Noir conclut avec une gentillesse et une douceur mielleuse : « Monsieur
Galula, vous avez compris que nous ne pouvons pas travailler ensemble.
Alors qu'avez-vous décidé ? ». Je lui réponds : « Mais je n'ai
aucune proposition de votre part. Je décide quoi ? » « Puisque nous
ne pouvons plus travailler ensemble, je vous ai préparé deux courriers »
et il me sort deux lettres tapées à la machine, de la mairie bien sûr, il
y avait marqué SEDIP en haut et je disais globalement, interprété par
Monsieur Noir ou ses conseils « Je vous demande de ma propre initiative et
sans aucune demande ni pression de bien vouloir annuler, dès réception de
ce courrier, le contrat de telle date qui me lie à la ville de Lyon ».
Il vous demandait de signer votre démission avec entête de votre société ?
Mon suicide économique oui. Il me
donnait un modèle à signer et je lui dis : « Vous voulez que je signe
ça ? Mais Monsieur, c'est un suicide économique ! » Il me
répond : « Mais vous n'avez de comptes à rendre à personne, vous êtes
le seul patron chez vous » « Attendez mais j'ai 48 salariés, je
fais quoi ? » « Je ne crois pas vraiment que vous ayez le choix ! »
Là, j'ai fait un peu théâtral et je prends les deux lettres, il me dit « C'est
pour les signer et me les rapporter demain ? ». Je lui réponds : « Non,
c'est pour les donner aux journalistes qui m'attendent ». Aucun
journaliste ne m'attendait. « Je n'ai rien contre vous Monsieur Galula,
je vais vous dire un truc, vous êtes certainement le meilleur
professionnel que je connaisse » « Je ne vous en demandais pas tant
Monsieur le maire. Mais alors pourquoi vous ne voulez plus travailler avec
moi ? » « Monsieur Galula, vous êtes très intelligent, vous
comprenez ? » Je suis très intelligent mais là je n'ai rien compris. A
ce jour je n'ai jamais eu de réponse du principal intéressé mais personne
n'en a eu...
Si vous aviez versé un dessous de table, auriez-vous pu vous en sortir ?
Botton en était friand à cette époque. Vous ne lui avez pas proposé un
dessous de table pour sauver votre tête ?

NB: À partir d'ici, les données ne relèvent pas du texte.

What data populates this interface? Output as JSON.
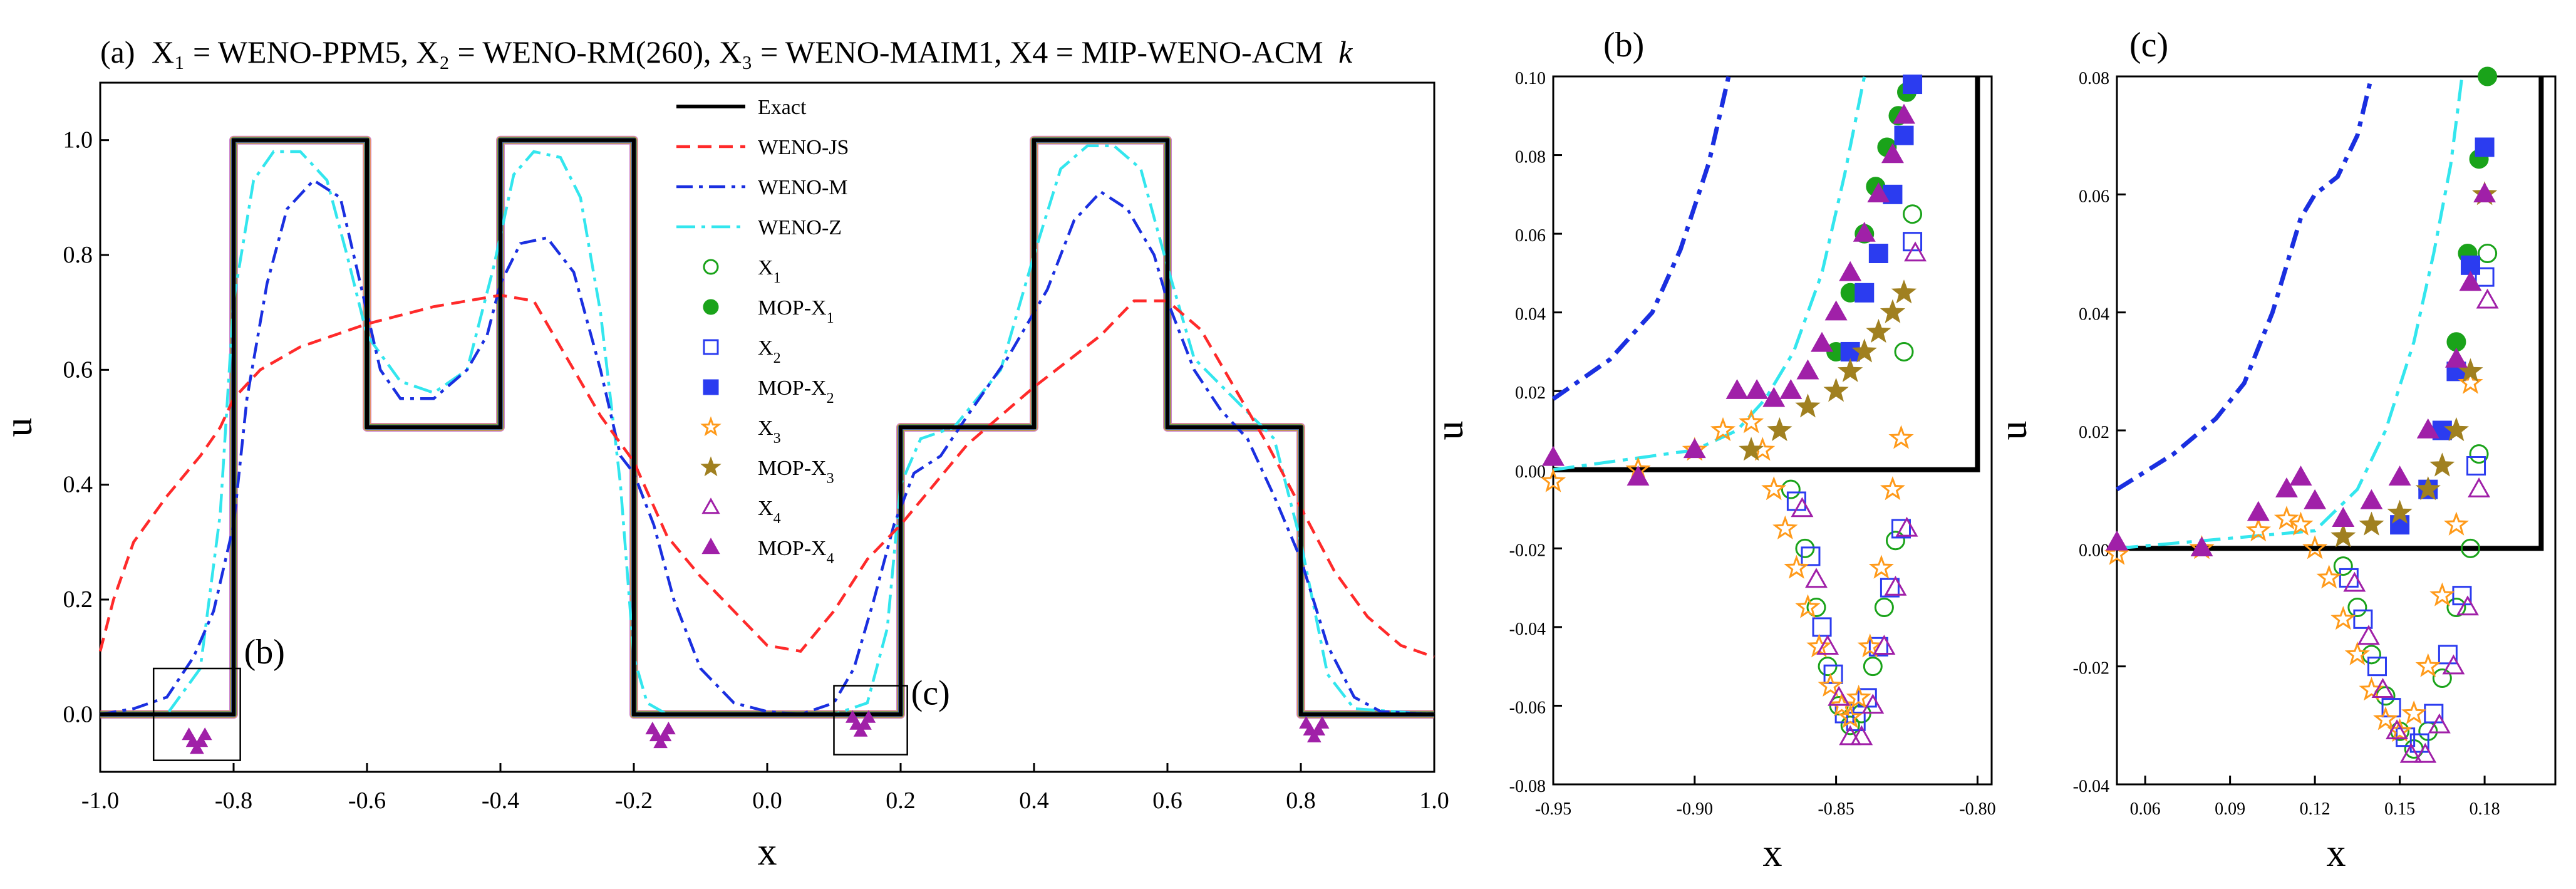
{
  "figure": {
    "title_prefix": "(a)",
    "title_text": "X₁ = WENO-PPM5, X₂ = WENO-RM(260), X₃ = WENO-MAIM1, X4 = MIP-WENO-ACM",
    "title_k": "k",
    "panel_b_label": "(b)",
    "panel_c_label": "(c)",
    "inset_b_label": "(b)",
    "inset_c_label": "(c)"
  },
  "colors": {
    "exact": "#000000",
    "weno_js": "#ff2a2a",
    "weno_m": "#1a2fe0",
    "weno_z": "#33e6ee",
    "x1": "#1aa31a",
    "x2": "#2b3cf0",
    "x3": "#ff9a1a",
    "x4": "#a020a8",
    "mop_x3": "#a08020"
  },
  "chart_data": [
    {
      "panel": "a",
      "type": "line",
      "xlabel": "x",
      "ylabel": "u",
      "xlim": [
        -1.0,
        1.0
      ],
      "ylim": [
        -0.1,
        1.1
      ],
      "x_ticks": [
        "-1.0",
        "-0.8",
        "-0.6",
        "-0.4",
        "-0.2",
        "0.0",
        "0.2",
        "0.4",
        "0.6",
        "0.8",
        "1.0"
      ],
      "y_ticks": [
        "0.0",
        "0.2",
        "0.4",
        "0.6",
        "0.8",
        "1.0"
      ],
      "legend": [
        {
          "name": "Exact",
          "sub": "",
          "style": "solid"
        },
        {
          "name": "WENO-JS",
          "sub": "",
          "style": "dash"
        },
        {
          "name": "WENO-M",
          "sub": "",
          "style": "dashdot"
        },
        {
          "name": "WENO-Z",
          "sub": "",
          "style": "dashdot-light"
        },
        {
          "name": "X",
          "sub": "1",
          "style": "circle"
        },
        {
          "name": "MOP-X",
          "sub": "1",
          "style": "dot"
        },
        {
          "name": "X",
          "sub": "2",
          "style": "square"
        },
        {
          "name": "MOP-X",
          "sub": "2",
          "style": "square-filled"
        },
        {
          "name": "X",
          "sub": "3",
          "style": "star"
        },
        {
          "name": "MOP-X",
          "sub": "3",
          "style": "star-filled"
        },
        {
          "name": "X",
          "sub": "4",
          "style": "triangle"
        },
        {
          "name": "MOP-X",
          "sub": "4",
          "style": "triangle-filled"
        }
      ],
      "series": [
        {
          "name": "Exact",
          "x": [
            -1.0,
            -0.8,
            -0.8,
            -0.6,
            -0.6,
            -0.4,
            -0.4,
            -0.2,
            -0.2,
            0.2,
            0.2,
            0.4,
            0.4,
            0.6,
            0.6,
            0.8,
            0.8,
            1.0
          ],
          "y": [
            0,
            0,
            1,
            1,
            0.5,
            0.5,
            1,
            1,
            0,
            0,
            0.5,
            0.5,
            1,
            1,
            0.5,
            0.5,
            0,
            0
          ]
        },
        {
          "name": "WENO-JS",
          "x": [
            -1.0,
            -0.98,
            -0.95,
            -0.9,
            -0.85,
            -0.82,
            -0.8,
            -0.76,
            -0.7,
            -0.6,
            -0.5,
            -0.4,
            -0.35,
            -0.3,
            -0.25,
            -0.2,
            -0.15,
            -0.1,
            -0.05,
            0.0,
            0.05,
            0.1,
            0.15,
            0.2,
            0.25,
            0.3,
            0.4,
            0.5,
            0.55,
            0.6,
            0.65,
            0.7,
            0.75,
            0.8,
            0.85,
            0.9,
            0.95,
            1.0
          ],
          "y": [
            0.11,
            0.2,
            0.3,
            0.38,
            0.45,
            0.5,
            0.55,
            0.6,
            0.64,
            0.68,
            0.71,
            0.73,
            0.72,
            0.62,
            0.52,
            0.44,
            0.31,
            0.24,
            0.18,
            0.12,
            0.11,
            0.18,
            0.27,
            0.33,
            0.4,
            0.47,
            0.57,
            0.66,
            0.72,
            0.72,
            0.67,
            0.57,
            0.47,
            0.36,
            0.25,
            0.17,
            0.12,
            0.1
          ]
        },
        {
          "name": "WENO-M",
          "x": [
            -1.0,
            -0.95,
            -0.9,
            -0.86,
            -0.83,
            -0.8,
            -0.78,
            -0.75,
            -0.72,
            -0.68,
            -0.64,
            -0.61,
            -0.58,
            -0.55,
            -0.5,
            -0.45,
            -0.42,
            -0.4,
            -0.37,
            -0.33,
            -0.29,
            -0.25,
            -0.22,
            -0.2,
            -0.17,
            -0.14,
            -0.1,
            -0.05,
            0.0,
            0.05,
            0.1,
            0.13,
            0.16,
            0.19,
            0.22,
            0.26,
            0.3,
            0.36,
            0.42,
            0.46,
            0.5,
            0.54,
            0.58,
            0.6,
            0.64,
            0.68,
            0.72,
            0.76,
            0.8,
            0.84,
            0.88,
            0.92,
            1.0
          ],
          "y": [
            0.0,
            0.01,
            0.03,
            0.1,
            0.18,
            0.33,
            0.55,
            0.75,
            0.88,
            0.93,
            0.9,
            0.75,
            0.6,
            0.55,
            0.55,
            0.6,
            0.66,
            0.75,
            0.82,
            0.83,
            0.77,
            0.6,
            0.45,
            0.42,
            0.33,
            0.2,
            0.08,
            0.02,
            0.005,
            0.0,
            0.02,
            0.08,
            0.2,
            0.33,
            0.42,
            0.45,
            0.52,
            0.62,
            0.74,
            0.86,
            0.91,
            0.88,
            0.8,
            0.72,
            0.6,
            0.53,
            0.48,
            0.38,
            0.27,
            0.12,
            0.03,
            0.005,
            0.0
          ]
        },
        {
          "name": "WENO-Z",
          "x": [
            -1.0,
            -0.9,
            -0.85,
            -0.82,
            -0.8,
            -0.77,
            -0.74,
            -0.7,
            -0.66,
            -0.63,
            -0.6,
            -0.55,
            -0.5,
            -0.45,
            -0.41,
            -0.38,
            -0.35,
            -0.31,
            -0.28,
            -0.25,
            -0.22,
            -0.2,
            -0.18,
            -0.15,
            -0.1,
            0.0,
            0.1,
            0.15,
            0.18,
            0.2,
            0.23,
            0.28,
            0.35,
            0.4,
            0.44,
            0.48,
            0.52,
            0.56,
            0.6,
            0.64,
            0.7,
            0.76,
            0.8,
            0.84,
            0.88,
            1.0
          ],
          "y": [
            0.0,
            0.0,
            0.08,
            0.35,
            0.72,
            0.93,
            0.98,
            0.98,
            0.93,
            0.8,
            0.66,
            0.58,
            0.56,
            0.6,
            0.78,
            0.94,
            0.98,
            0.97,
            0.9,
            0.7,
            0.4,
            0.1,
            0.02,
            0.0,
            0.0,
            0.0,
            0.0,
            0.02,
            0.15,
            0.4,
            0.48,
            0.5,
            0.6,
            0.8,
            0.95,
            0.99,
            0.99,
            0.95,
            0.78,
            0.62,
            0.55,
            0.48,
            0.3,
            0.07,
            0.01,
            0.0
          ]
        }
      ]
    },
    {
      "panel": "b",
      "type": "scatter",
      "xlabel": "x",
      "ylabel": "u",
      "xlim": [
        -0.95,
        -0.795
      ],
      "ylim": [
        -0.08,
        0.1
      ],
      "x_ticks": [
        "-0.95",
        "-0.90",
        "-0.85",
        "-0.80"
      ],
      "y_ticks": [
        "-0.08",
        "-0.06",
        "-0.04",
        "-0.02",
        "0.00",
        "0.02",
        "0.04",
        "0.06",
        "0.08",
        "0.10"
      ],
      "exact": {
        "x": [
          -0.95,
          -0.8,
          -0.8
        ],
        "y": [
          0,
          0,
          0.1
        ]
      },
      "weno_m": {
        "x": [
          -0.95,
          -0.93,
          -0.915,
          -0.905,
          -0.895,
          -0.888
        ],
        "y": [
          0.018,
          0.028,
          0.04,
          0.056,
          0.078,
          0.1
        ]
      },
      "weno_z": {
        "x": [
          -0.95,
          -0.9,
          -0.885,
          -0.875,
          -0.865,
          -0.855,
          -0.847,
          -0.84
        ],
        "y": [
          0.0,
          0.005,
          0.01,
          0.018,
          0.03,
          0.05,
          0.075,
          0.1
        ]
      },
      "markers": [
        {
          "name": "X1",
          "x": [
            -0.866,
            -0.861,
            -0.857,
            -0.853,
            -0.849,
            -0.845,
            -0.841,
            -0.837,
            -0.833,
            -0.829,
            -0.826,
            -0.823
          ],
          "y": [
            -0.005,
            -0.02,
            -0.035,
            -0.05,
            -0.06,
            -0.065,
            -0.062,
            -0.05,
            -0.035,
            -0.018,
            0.03,
            0.065
          ]
        },
        {
          "name": "MOP-X1",
          "x": [
            -0.85,
            -0.845,
            -0.84,
            -0.836,
            -0.832,
            -0.828,
            -0.825
          ],
          "y": [
            0.03,
            0.045,
            0.06,
            0.072,
            0.082,
            0.09,
            0.096
          ]
        },
        {
          "name": "X2",
          "x": [
            -0.864,
            -0.859,
            -0.855,
            -0.851,
            -0.847,
            -0.843,
            -0.839,
            -0.835,
            -0.831,
            -0.827,
            -0.823
          ],
          "y": [
            -0.008,
            -0.022,
            -0.04,
            -0.052,
            -0.062,
            -0.064,
            -0.058,
            -0.045,
            -0.03,
            -0.015,
            0.058
          ]
        },
        {
          "name": "MOP-X2",
          "x": [
            -0.845,
            -0.84,
            -0.835,
            -0.83,
            -0.826,
            -0.823
          ],
          "y": [
            0.03,
            0.045,
            0.055,
            0.07,
            0.085,
            0.098
          ]
        },
        {
          "name": "X3",
          "x": [
            -0.95,
            -0.92,
            -0.9,
            -0.89,
            -0.88,
            -0.876,
            -0.872,
            -0.868,
            -0.864,
            -0.86,
            -0.856,
            -0.852,
            -0.848,
            -0.845,
            -0.842,
            -0.838,
            -0.834,
            -0.83,
            -0.827
          ],
          "y": [
            -0.003,
            0.0,
            0.005,
            0.01,
            0.012,
            0.005,
            -0.005,
            -0.015,
            -0.025,
            -0.035,
            -0.045,
            -0.055,
            -0.06,
            -0.063,
            -0.058,
            -0.045,
            -0.025,
            -0.005,
            0.008
          ]
        },
        {
          "name": "MOP-X3",
          "x": [
            -0.88,
            -0.87,
            -0.86,
            -0.85,
            -0.845,
            -0.84,
            -0.835,
            -0.83,
            -0.826
          ],
          "y": [
            0.005,
            0.01,
            0.016,
            0.02,
            0.025,
            0.03,
            0.035,
            0.04,
            0.045
          ]
        },
        {
          "name": "X4",
          "x": [
            -0.862,
            -0.857,
            -0.853,
            -0.849,
            -0.845,
            -0.841,
            -0.837,
            -0.833,
            -0.829,
            -0.825,
            -0.822
          ],
          "y": [
            -0.01,
            -0.028,
            -0.045,
            -0.058,
            -0.068,
            -0.068,
            -0.06,
            -0.045,
            -0.03,
            -0.015,
            0.055
          ]
        },
        {
          "name": "MOP-X4",
          "x": [
            -0.95,
            -0.92,
            -0.9,
            -0.885,
            -0.878,
            -0.872,
            -0.866,
            -0.86,
            -0.855,
            -0.85,
            -0.845,
            -0.84,
            -0.835,
            -0.83,
            -0.826
          ],
          "y": [
            0.003,
            -0.002,
            0.005,
            0.02,
            0.02,
            0.018,
            0.02,
            0.025,
            0.032,
            0.04,
            0.05,
            0.06,
            0.07,
            0.08,
            0.09
          ]
        }
      ]
    },
    {
      "panel": "c",
      "type": "scatter",
      "xlabel": "x",
      "ylabel": "u",
      "xlim": [
        0.05,
        0.205
      ],
      "ylim": [
        -0.04,
        0.08
      ],
      "x_ticks": [
        "0.06",
        "0.09",
        "0.12",
        "0.15",
        "0.18"
      ],
      "y_ticks": [
        "-0.04",
        "-0.02",
        "0.00",
        "0.02",
        "0.04",
        "0.06",
        "0.08"
      ],
      "exact": {
        "x": [
          0.05,
          0.2,
          0.2
        ],
        "y": [
          0,
          0,
          0.08
        ]
      },
      "weno_m": {
        "x": [
          0.05,
          0.07,
          0.085,
          0.095,
          0.105,
          0.115,
          0.12,
          0.128,
          0.135,
          0.14
        ],
        "y": [
          0.01,
          0.016,
          0.022,
          0.028,
          0.04,
          0.056,
          0.06,
          0.063,
          0.07,
          0.08
        ]
      },
      "weno_z": {
        "x": [
          0.05,
          0.12,
          0.135,
          0.145,
          0.155,
          0.162,
          0.168,
          0.172
        ],
        "y": [
          0.0,
          0.003,
          0.01,
          0.02,
          0.035,
          0.05,
          0.065,
          0.08
        ]
      },
      "markers": [
        {
          "name": "X1",
          "x": [
            0.13,
            0.135,
            0.14,
            0.145,
            0.15,
            0.155,
            0.16,
            0.165,
            0.17,
            0.175,
            0.178,
            0.181
          ],
          "y": [
            -0.003,
            -0.01,
            -0.018,
            -0.025,
            -0.031,
            -0.034,
            -0.031,
            -0.022,
            -0.01,
            0.0,
            0.016,
            0.05
          ]
        },
        {
          "name": "MOP-X1",
          "x": [
            0.16,
            0.165,
            0.17,
            0.174,
            0.178,
            0.181
          ],
          "y": [
            0.01,
            0.02,
            0.035,
            0.05,
            0.066,
            0.08
          ]
        },
        {
          "name": "X2",
          "x": [
            0.132,
            0.137,
            0.142,
            0.147,
            0.152,
            0.157,
            0.162,
            0.167,
            0.172,
            0.177,
            0.18
          ],
          "y": [
            -0.005,
            -0.012,
            -0.02,
            -0.027,
            -0.032,
            -0.033,
            -0.028,
            -0.018,
            -0.008,
            0.014,
            0.046
          ]
        },
        {
          "name": "MOP-X2",
          "x": [
            0.15,
            0.16,
            0.165,
            0.17,
            0.175,
            0.18
          ],
          "y": [
            0.004,
            0.01,
            0.02,
            0.03,
            0.048,
            0.068
          ]
        },
        {
          "name": "X3",
          "x": [
            0.05,
            0.08,
            0.1,
            0.11,
            0.115,
            0.12,
            0.125,
            0.13,
            0.135,
            0.14,
            0.145,
            0.15,
            0.155,
            0.16,
            0.165,
            0.17,
            0.175
          ],
          "y": [
            -0.001,
            0.0,
            0.003,
            0.005,
            0.004,
            0.0,
            -0.005,
            -0.012,
            -0.018,
            -0.024,
            -0.029,
            -0.031,
            -0.028,
            -0.02,
            -0.008,
            0.004,
            0.028
          ]
        },
        {
          "name": "MOP-X3",
          "x": [
            0.13,
            0.14,
            0.15,
            0.16,
            0.165,
            0.17,
            0.175,
            0.18
          ],
          "y": [
            0.002,
            0.004,
            0.006,
            0.01,
            0.014,
            0.02,
            0.03,
            0.06
          ]
        },
        {
          "name": "X4",
          "x": [
            0.134,
            0.139,
            0.144,
            0.149,
            0.154,
            0.159,
            0.164,
            0.169,
            0.174,
            0.178,
            0.181
          ],
          "y": [
            -0.006,
            -0.015,
            -0.024,
            -0.031,
            -0.035,
            -0.035,
            -0.03,
            -0.02,
            -0.01,
            0.01,
            0.042
          ]
        },
        {
          "name": "MOP-X4",
          "x": [
            0.05,
            0.08,
            0.1,
            0.11,
            0.115,
            0.12,
            0.13,
            0.14,
            0.15,
            0.16,
            0.17,
            0.175,
            0.18
          ],
          "y": [
            0.001,
            0.0,
            0.006,
            0.01,
            0.012,
            0.008,
            0.005,
            0.008,
            0.012,
            0.02,
            0.032,
            0.045,
            0.06
          ]
        }
      ]
    }
  ]
}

Les dessous de table je les connais.
Qu'est-ce que je peux proposer sur un marché d'édition qui fait 15 MF et
où j'ai 25% de marge. Qu'est-ce que je vais donner ? Deux millions, trois
millions ? Ils ne se sont jamais contentés de sommes pareilles. Ce que
vous ne voulez pas comprendre c'est qu'il y avait un vrai délit de sale
gueule. C'est ce que nous avons plaidé en toutes lettres.
Il n'était intéressé que par l'argent ?
Pas à cette échelle là. Quand le juge
Courroye m'a dit : « J'ai réussi à reconstituer 115 MF en Suisse »,
je lui ai dit « Mais Philippe, vous êtes un gamin. Moi à moins de 250
millions, je ne signe pas » et je sais pourquoi, il suffit de voir le
quai Achille Lignon, TEO... Quand on sait que du temps de Monsieur Pradel,
on donnait 1,5 ou 2% pour les partis politiques même si c'était pas
interdit d'en profiter un peu, lui il a semble t'il placé la barre
beaucoup plus haute. On a parlé de 5 à 7% lors de leur procès.
Est-ce qu'il vous a fait une proposition de cet ordre là ?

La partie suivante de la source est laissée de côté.